Bone mineral density was calculated using data from the preoperative CBCT scan. When evaluating or classifying the density of the bone, gray values (GVs) obtained from CBCT images are quantified as HU. Higher values oh HU were found in in areas of increased bone quality. A similar finding was reported in a study conducted by Merheb et al,22 where a significant linear correlation between ISQ and HU values was demonstrated. The fact that this correlation was strongest at implant insertion concluded that the preoperative evaluation of the cortical thickness and HU of the cancellous part of the osteotomy site seems to be the most reliable implant stability predictor. Although the process of converting GV to HU with several CBCT scanners has been validated in the literature,25 the applicability of Hounsfield units in CBCT has been put to dispute in a recent paper published by Pauwels et al2 The authors argue that the lack of standardization is still a major problem for most CBCT devices.

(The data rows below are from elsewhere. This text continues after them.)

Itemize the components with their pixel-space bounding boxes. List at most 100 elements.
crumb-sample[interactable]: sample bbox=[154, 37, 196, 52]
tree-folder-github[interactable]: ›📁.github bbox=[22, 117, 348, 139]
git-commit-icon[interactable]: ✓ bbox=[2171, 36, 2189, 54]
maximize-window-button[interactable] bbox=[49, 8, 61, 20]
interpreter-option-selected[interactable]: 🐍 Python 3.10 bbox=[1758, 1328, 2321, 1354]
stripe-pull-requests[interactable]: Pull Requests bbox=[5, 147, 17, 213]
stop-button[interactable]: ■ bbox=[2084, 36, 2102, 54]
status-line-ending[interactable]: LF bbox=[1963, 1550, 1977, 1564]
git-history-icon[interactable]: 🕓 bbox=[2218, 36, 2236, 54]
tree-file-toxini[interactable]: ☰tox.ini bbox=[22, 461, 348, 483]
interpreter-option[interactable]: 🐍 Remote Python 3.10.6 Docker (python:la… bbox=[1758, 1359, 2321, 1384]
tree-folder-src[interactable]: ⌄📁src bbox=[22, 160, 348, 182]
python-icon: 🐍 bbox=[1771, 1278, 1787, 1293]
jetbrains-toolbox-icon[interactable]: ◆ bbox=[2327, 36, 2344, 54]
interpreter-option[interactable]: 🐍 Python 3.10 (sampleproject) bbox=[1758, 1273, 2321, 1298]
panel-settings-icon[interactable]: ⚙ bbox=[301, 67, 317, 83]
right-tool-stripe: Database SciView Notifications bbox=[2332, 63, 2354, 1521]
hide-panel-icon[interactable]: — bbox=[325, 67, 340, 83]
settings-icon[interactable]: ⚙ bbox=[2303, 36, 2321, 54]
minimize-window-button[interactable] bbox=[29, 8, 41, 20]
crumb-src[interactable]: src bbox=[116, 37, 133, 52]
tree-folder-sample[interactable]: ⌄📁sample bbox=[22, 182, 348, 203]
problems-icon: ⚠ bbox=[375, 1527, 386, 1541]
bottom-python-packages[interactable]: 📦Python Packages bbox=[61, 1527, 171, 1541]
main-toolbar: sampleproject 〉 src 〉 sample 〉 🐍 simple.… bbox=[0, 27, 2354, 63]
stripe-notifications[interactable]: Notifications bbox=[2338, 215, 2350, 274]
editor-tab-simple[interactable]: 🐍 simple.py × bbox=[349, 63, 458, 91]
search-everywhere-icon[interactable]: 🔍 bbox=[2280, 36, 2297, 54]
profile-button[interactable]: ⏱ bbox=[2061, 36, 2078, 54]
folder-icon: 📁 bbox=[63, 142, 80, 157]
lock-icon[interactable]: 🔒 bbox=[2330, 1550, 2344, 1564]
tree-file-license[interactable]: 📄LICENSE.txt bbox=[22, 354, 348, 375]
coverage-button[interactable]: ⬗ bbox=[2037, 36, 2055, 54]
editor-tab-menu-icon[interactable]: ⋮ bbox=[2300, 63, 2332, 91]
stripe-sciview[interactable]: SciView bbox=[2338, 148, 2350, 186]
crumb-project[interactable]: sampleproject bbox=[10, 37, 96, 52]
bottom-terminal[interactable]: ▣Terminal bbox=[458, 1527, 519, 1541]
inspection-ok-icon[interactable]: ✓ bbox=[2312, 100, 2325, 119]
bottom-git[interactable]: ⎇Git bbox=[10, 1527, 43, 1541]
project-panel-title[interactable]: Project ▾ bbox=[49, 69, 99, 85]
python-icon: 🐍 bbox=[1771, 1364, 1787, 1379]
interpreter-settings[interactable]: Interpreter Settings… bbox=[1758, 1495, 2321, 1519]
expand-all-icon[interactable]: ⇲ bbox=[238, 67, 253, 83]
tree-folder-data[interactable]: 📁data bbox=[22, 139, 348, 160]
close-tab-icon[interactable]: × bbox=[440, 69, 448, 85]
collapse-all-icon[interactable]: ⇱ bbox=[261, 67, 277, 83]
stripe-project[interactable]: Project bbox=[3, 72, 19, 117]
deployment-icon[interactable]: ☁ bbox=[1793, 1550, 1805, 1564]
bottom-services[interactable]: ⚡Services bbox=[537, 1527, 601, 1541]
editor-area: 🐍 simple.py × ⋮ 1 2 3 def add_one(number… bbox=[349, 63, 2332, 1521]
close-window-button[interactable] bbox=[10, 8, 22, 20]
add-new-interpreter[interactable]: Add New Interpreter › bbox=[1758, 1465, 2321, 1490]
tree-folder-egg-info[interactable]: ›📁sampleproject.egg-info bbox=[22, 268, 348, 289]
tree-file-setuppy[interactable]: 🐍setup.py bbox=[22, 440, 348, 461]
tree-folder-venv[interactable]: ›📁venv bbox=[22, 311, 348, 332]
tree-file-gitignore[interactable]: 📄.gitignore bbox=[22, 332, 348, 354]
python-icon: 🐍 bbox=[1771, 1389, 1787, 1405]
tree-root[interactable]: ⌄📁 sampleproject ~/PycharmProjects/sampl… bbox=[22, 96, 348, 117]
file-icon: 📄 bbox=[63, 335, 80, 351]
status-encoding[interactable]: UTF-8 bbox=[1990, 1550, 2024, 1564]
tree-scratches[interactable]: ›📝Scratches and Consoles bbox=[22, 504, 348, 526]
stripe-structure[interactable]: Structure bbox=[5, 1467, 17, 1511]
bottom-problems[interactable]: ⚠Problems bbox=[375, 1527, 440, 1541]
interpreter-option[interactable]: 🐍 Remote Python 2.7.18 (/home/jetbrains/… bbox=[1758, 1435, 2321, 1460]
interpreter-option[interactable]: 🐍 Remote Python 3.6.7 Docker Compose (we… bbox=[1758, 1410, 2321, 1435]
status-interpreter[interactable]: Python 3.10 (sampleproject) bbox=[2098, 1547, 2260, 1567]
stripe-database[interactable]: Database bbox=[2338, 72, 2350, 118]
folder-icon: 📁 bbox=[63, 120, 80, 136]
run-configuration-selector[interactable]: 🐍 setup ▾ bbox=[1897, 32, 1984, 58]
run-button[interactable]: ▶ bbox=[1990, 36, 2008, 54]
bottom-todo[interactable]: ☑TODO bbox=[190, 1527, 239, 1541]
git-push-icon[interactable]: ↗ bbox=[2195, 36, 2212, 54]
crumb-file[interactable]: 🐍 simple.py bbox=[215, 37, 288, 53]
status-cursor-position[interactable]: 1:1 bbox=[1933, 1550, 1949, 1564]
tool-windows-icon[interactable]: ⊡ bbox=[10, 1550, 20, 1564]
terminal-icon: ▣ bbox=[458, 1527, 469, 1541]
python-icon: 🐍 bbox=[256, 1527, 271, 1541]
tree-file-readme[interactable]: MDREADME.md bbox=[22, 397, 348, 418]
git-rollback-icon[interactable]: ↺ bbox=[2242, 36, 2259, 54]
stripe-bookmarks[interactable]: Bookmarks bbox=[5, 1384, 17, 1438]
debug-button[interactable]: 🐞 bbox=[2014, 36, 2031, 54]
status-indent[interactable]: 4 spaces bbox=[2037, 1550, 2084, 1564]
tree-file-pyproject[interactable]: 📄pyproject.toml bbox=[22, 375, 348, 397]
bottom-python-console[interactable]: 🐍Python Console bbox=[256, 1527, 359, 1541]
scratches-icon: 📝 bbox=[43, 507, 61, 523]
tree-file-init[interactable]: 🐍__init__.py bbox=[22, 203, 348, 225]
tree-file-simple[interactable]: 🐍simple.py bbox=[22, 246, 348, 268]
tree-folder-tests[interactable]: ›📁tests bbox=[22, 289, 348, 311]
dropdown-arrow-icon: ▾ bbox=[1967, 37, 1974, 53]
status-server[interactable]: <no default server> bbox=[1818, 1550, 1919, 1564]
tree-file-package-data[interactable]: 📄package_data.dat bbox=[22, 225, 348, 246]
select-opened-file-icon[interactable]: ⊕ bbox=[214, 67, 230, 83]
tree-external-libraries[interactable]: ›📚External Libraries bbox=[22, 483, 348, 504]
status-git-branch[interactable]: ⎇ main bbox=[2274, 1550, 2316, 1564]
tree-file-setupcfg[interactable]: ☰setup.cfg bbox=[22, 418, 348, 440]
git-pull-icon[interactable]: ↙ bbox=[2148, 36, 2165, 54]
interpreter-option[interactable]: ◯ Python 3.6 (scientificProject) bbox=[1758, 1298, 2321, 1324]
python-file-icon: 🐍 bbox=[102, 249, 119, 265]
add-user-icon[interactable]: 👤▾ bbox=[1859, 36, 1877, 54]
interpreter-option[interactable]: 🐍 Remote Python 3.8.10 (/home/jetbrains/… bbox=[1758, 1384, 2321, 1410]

In addition, recent research and clinical findings have shifted the paradigm of assessing bone quality from a density-based analysis to a structural evaluation of the bone with a healthy vascularized and well-structured trabecular bone being more clinically relevant in predicting the success of implant placement. These authors concluded that although improvements in CBCT imaging technology and advancements in GV correction have progressed, the main focus in research should be on the clinical validation of alternative parameters commonly used in microscopy and CT for the evaluation of bone structure, as they may be more suited to predict implant outcome than bone density alone.2
Within the limitations of this study it can be concluded that similar primary implant stability, measured by RFA, can be obtained in all 4 types of bone by using a modified drilling protocol. The ISQ was demonstrated to be a reasonable and reliable method for evaluating and monitoring implant stability, and, with further study, could be used as a predictor of long-term clinical success of implant therapy. Because ISQ values were not affected by bone structure, implant length or implant diameter, they should be considered as the method of choice for predicting implants stability, and or the possibility of early implant loading. The implant system used in this study consisted of a cylindrical design combined with a hydrophilic surface that supports early osseointegration. These features may have had a positive effect on implant stability, which would, in turn, increase the possibility of long-term success in clinical practice.
Following is the Ethics Statement and confirmation of patient permission: Approved by the Committee of Ethics of the University of Seville before start of study. Written and verbal informed consent was provided to and signed by every patient. All products used were CE labeled and tested within their approved indication range
The authors report no conflicts of interest.